The second type is spastic or hyper-reflexive bladder, and this occurs when there's a spinal cord injury above the level of the sacral two to four spinal cord levels. It results usually in frequent uncontrolled voiding because of bladder spasms and there's really a lack of sensation, so these individuals do not know when their bladders fill. They do not feel an urgent sensation because of that injury in the sacral area, and these individuals will have usually urinary incontinence urgency/frequency.

An uninhibited bladder is the third type, and what you see with this is symptoms of urgency and frequency because of changes in the brain. You may see this with individuals who have a traumatic brain injury, maybe for secondary, maybe a motor vehicle accident. It can also be caused by a stroke or in those who have multiple sclerosis, especially in those advanced stages of MS. What's interesting about the uninhibited bladder with patients with MS and sometimes with stroke is you'll see a combination of urinary symptoms such as urinary frequency and urgency, but they may also have incomplete bladder emptying. And it's not uncommon for these individuals to be on antimuscarinic and Beta-3 adrenergic for their urgency and frequency symptoms, but also performing periodic intermittent catheterization maybe only once or twice per day depending on the post for residual.
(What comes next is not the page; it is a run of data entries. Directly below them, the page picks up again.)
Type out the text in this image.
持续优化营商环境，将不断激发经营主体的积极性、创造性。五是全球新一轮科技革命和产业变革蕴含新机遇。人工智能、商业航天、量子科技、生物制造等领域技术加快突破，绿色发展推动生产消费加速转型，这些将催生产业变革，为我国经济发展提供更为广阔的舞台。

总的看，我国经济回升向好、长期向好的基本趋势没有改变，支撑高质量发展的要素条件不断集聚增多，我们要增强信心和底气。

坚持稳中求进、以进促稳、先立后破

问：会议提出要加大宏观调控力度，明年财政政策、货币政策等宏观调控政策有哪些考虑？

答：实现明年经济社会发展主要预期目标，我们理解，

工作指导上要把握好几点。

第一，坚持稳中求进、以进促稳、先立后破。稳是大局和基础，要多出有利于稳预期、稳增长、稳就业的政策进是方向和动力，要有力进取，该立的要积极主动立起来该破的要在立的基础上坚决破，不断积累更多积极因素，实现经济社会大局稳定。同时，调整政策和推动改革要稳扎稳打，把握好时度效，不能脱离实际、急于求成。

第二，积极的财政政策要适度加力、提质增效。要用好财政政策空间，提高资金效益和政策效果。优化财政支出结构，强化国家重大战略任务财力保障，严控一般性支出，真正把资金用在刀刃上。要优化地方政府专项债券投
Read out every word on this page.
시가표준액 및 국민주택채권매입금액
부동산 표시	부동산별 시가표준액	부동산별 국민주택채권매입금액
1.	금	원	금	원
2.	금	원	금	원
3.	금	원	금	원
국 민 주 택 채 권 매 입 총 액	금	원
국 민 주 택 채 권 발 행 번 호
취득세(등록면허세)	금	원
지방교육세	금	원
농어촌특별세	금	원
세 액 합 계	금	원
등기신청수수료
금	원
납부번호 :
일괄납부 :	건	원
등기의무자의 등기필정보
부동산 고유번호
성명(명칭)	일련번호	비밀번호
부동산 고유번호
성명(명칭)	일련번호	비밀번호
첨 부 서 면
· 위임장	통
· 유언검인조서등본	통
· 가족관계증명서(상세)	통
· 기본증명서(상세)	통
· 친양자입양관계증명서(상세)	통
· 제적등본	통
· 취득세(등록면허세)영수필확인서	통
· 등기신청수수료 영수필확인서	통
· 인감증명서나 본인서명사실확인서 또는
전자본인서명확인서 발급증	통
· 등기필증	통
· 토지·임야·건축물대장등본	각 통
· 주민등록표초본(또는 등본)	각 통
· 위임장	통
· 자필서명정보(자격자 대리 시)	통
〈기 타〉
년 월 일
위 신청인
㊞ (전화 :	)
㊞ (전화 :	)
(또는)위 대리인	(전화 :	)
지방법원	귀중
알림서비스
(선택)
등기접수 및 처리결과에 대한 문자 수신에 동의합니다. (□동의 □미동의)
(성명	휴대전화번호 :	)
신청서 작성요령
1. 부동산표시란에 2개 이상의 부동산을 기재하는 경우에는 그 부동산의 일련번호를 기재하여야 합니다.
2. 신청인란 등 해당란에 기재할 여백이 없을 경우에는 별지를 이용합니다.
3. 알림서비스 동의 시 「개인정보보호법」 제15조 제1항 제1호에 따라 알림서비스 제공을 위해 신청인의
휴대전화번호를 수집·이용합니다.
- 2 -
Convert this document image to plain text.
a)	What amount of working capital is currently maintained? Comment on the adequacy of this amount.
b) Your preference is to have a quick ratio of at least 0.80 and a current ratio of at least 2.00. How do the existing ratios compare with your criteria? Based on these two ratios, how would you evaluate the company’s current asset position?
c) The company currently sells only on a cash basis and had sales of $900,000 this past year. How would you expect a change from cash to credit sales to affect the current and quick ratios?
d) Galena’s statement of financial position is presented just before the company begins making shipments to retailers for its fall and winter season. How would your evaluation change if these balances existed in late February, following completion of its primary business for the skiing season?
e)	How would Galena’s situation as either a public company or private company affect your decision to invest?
The last type is a sensorimotor paralytic bladder, and this is the inability for the bladder to empty because of damage to the peripheral nervous system. So we're now on the periphery as far as not the brain or the spinal cord, but the peripheral nervous system. You see this with individuals who may have diabetes, especially longterm diabetes who have neuropathic bladders, or if they've had extensive or maybe not even extensive pelvic surgery where you have sometimes damage to the peripheral nervous system. And in these individuals, they may have incomplete bladder emptying. Some of them also may go through urinary retention. This is an important type to really diagnose, especially as we may have many patients who have diabetes and we really want to think about the fact is, are they emptying completely? Something I always think about in this population.